Prof. Dr. Chaidir saat berdialog dengan Kalimantan Live menyampaikan, objek penelitian ekspedisi mereka adalah pada sistim medis tradisional suatu etnis atau budaya yang disebutnya Etnomedicine.
“Penelitian medis tradisional di suku Dayak Ngaju dan Taboyan,” jelas Prof. Chaidir.
Salah satu Desa yang didatangi tim peneliti BRIN ini adalah Desa Panaen. Disana mereka mengkaji pengobatan yang dilakukan dengan cara upacara, baik pada sisi ritual magisnya dan tumbuhan obat yang digunakan oleh Balian (Rohaniawan).
“Saya mengumpulkan tanaman obatnya yang dipakai oleh para Balian,” jelas Professor dari salah satu universitas di Jerman ini.
Prof. Chaidir juga telah mengidentifikasi beberapa tumbuhan lokal yang dipakai dalam pengobatan dan manfaatnya. Data spesimen tumbuhan tersebut diawetkan untuk dijadikan sample atau herbarium yang nantinya diidentifikasi nama ilmiahnya.
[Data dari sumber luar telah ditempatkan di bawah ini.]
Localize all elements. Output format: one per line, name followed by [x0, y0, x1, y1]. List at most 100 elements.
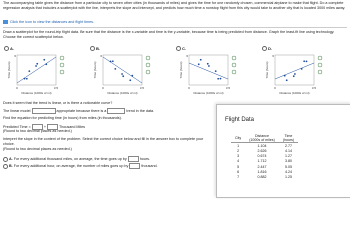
mini-scatterplot: Time (hours) Distance (1000s of mi)0 3.5 6 [7, 54, 65, 95]
data-point [197, 63, 200, 66]
text: For every additional thousand miles, on … [13, 156, 127, 161]
tick-label: 3.5 [54, 86, 59, 90]
radio[interactable] [176, 46, 181, 52]
input[interactable] [127, 156, 139, 162]
zoom-icon[interactable] [59, 62, 65, 68]
radio[interactable] [4, 46, 9, 52]
y-axis-label: Time (hours) [7, 62, 11, 79]
table-row: 2 2.626 4.14 [231, 148, 298, 153]
question-linear: Does it seem that the trend is linear, o… [3, 101, 113, 105]
radio[interactable] [3, 156, 8, 162]
zoom-icon[interactable] [317, 55, 323, 61]
x-axis-label: Distance (1000s of mi) [107, 91, 137, 95]
zoom-icon[interactable] [317, 62, 323, 68]
plot-area [188, 54, 229, 86]
y-axis-label: Time (hours) [93, 62, 97, 79]
choice-a[interactable]: A. For every additional thousand miles, … [3, 156, 150, 162]
linear-sentence: The linear model appropriate because the… [3, 108, 154, 114]
data-point [285, 79, 288, 82]
cell: 5.05 [284, 164, 292, 169]
data-point [43, 58, 46, 61]
text: For every additional hour, on average, t… [13, 163, 129, 168]
zoom-icon[interactable] [145, 69, 151, 75]
x-axis-label: Distance (1000s of mi) [279, 91, 309, 95]
text: hours. [139, 156, 150, 161]
zoom-icon[interactable] [145, 55, 151, 61]
cell: 6 [237, 169, 240, 174]
intro: The accompanying table gives the distanc… [3, 1, 346, 10]
radio[interactable] [3, 163, 8, 169]
option-label: B. [90, 46, 100, 52]
tick-label: 3.5 [312, 86, 317, 90]
dropdown[interactable] [107, 108, 126, 114]
option-label: D. [262, 46, 272, 52]
zoom-icon[interactable] [317, 69, 323, 75]
data-point [305, 60, 308, 63]
column-header: Distance (1000s of miles) [245, 133, 279, 144]
cell: 1.25 [284, 174, 292, 179]
cell: 1.816 [257, 169, 267, 174]
radio[interactable] [262, 46, 267, 52]
table-row: 1 1.104 2.77 [231, 143, 298, 149]
option-letter: D. [268, 46, 272, 51]
cell: 2.626 [257, 148, 267, 153]
input[interactable] [129, 163, 141, 169]
cell: 1 [237, 143, 240, 148]
zoom-icon[interactable] [145, 62, 151, 68]
tick-label: 0 [16, 86, 18, 90]
cell: 4.14 [284, 148, 292, 153]
data-point [35, 65, 37, 67]
tick-label: 6 [272, 54, 274, 58]
zoom-icons [317, 55, 323, 75]
text: trend in the data. [126, 108, 155, 113]
tick-label: 6 [100, 54, 102, 58]
cell: 0.882 [257, 174, 267, 179]
link-text[interactable]: Click the icon to view the distances and… [10, 20, 95, 24]
radio[interactable] [90, 46, 95, 52]
column-header: City [231, 133, 246, 144]
zoom-icon[interactable] [59, 55, 65, 61]
plot-area [274, 54, 315, 86]
fit-line [16, 56, 57, 84]
tick-label: 0 [188, 86, 190, 90]
letter: B. [9, 163, 13, 168]
zoom-icon[interactable] [231, 55, 237, 61]
page: {"intro":"The accompanying table gives t… [3, 1, 350, 198]
zoom-icon[interactable] [231, 69, 237, 75]
text: + [43, 124, 46, 129]
cell: 3.80 [284, 159, 292, 164]
option-letter: A. [10, 46, 14, 51]
fit-line [102, 56, 143, 84]
text: Predicted Time = [3, 124, 31, 129]
tick-label: 6 [186, 54, 188, 58]
data-point [294, 73, 296, 75]
question-slope: Interpret the slope in the context of th… [3, 137, 204, 146]
data-point [28, 70, 31, 73]
cell: 2 [237, 148, 240, 153]
data-point [36, 62, 39, 65]
cell: 3 [237, 154, 240, 159]
instruction: Draw a scatterplot for the round-trip fl… [3, 30, 335, 39]
text: The linear model [3, 108, 31, 113]
divider [3, 27, 347, 28]
zoom-icon[interactable] [59, 69, 65, 75]
zoom-icon[interactable] [231, 62, 237, 68]
cell: 2.447 [257, 164, 267, 169]
data-point [292, 75, 295, 78]
dropdown[interactable] [31, 108, 56, 114]
round-note: (Round to two decimal places as needed.) [3, 147, 72, 151]
option-letter: C. [182, 46, 186, 51]
table-row: 3 0.674 1.27 [231, 154, 298, 159]
mini-scatterplot: Time (hours) Distance (1000s of mi)0 3.5 6 [179, 54, 237, 95]
choice-b[interactable]: B. For every additional hour, on average… [3, 163, 158, 169]
cell: 1.27 [284, 154, 292, 159]
data-point [206, 62, 209, 65]
option-label: A. [4, 46, 14, 52]
data-link[interactable]: Click the icon to view the distances and… [3, 20, 94, 25]
tick-label: 3.5 [140, 86, 145, 90]
data-point [122, 75, 125, 78]
round-note: (Round to two decimal places as needed.) [3, 129, 72, 133]
x-axis-label: Distance (1000s of mi) [21, 91, 51, 95]
table-row: 7 0.882 1.25 [231, 174, 298, 179]
equation: Predicted Time = + Thousand Miles [3, 124, 85, 130]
“Beberapa tanaman ada yang khas Kalimantan,” jelas Prof. Chaidir.
Ilmuwan berikutnya yang diwawancarai Kalimantan Live adalah Dr. Sabara. Ilmuwan dengan rambut gondrong ini lebih memfokuskan riset penelitiannya pada agama dan kepercayaan lokal masyarakat adat Dayak dalam medis tradisionalnya.
“Dalam kepercayaan masyarakat Nusantara pada umumnya, sebuah penyakit yang diderita bukan semata karena faktor bersifat material saja. Ada pengaruh ruhaniah atau spiritual dibalik timbulnya sebuah penyakit,” terang Sabara.
Penyembuhannya pun, menurut Sabara, bukan saja dengan obat tradisional namun harus balance dengan upaya spritual yang diterapkan dengan upacara-upacara seperti ritual Balian yang berisikan doa dan mantra-mantra.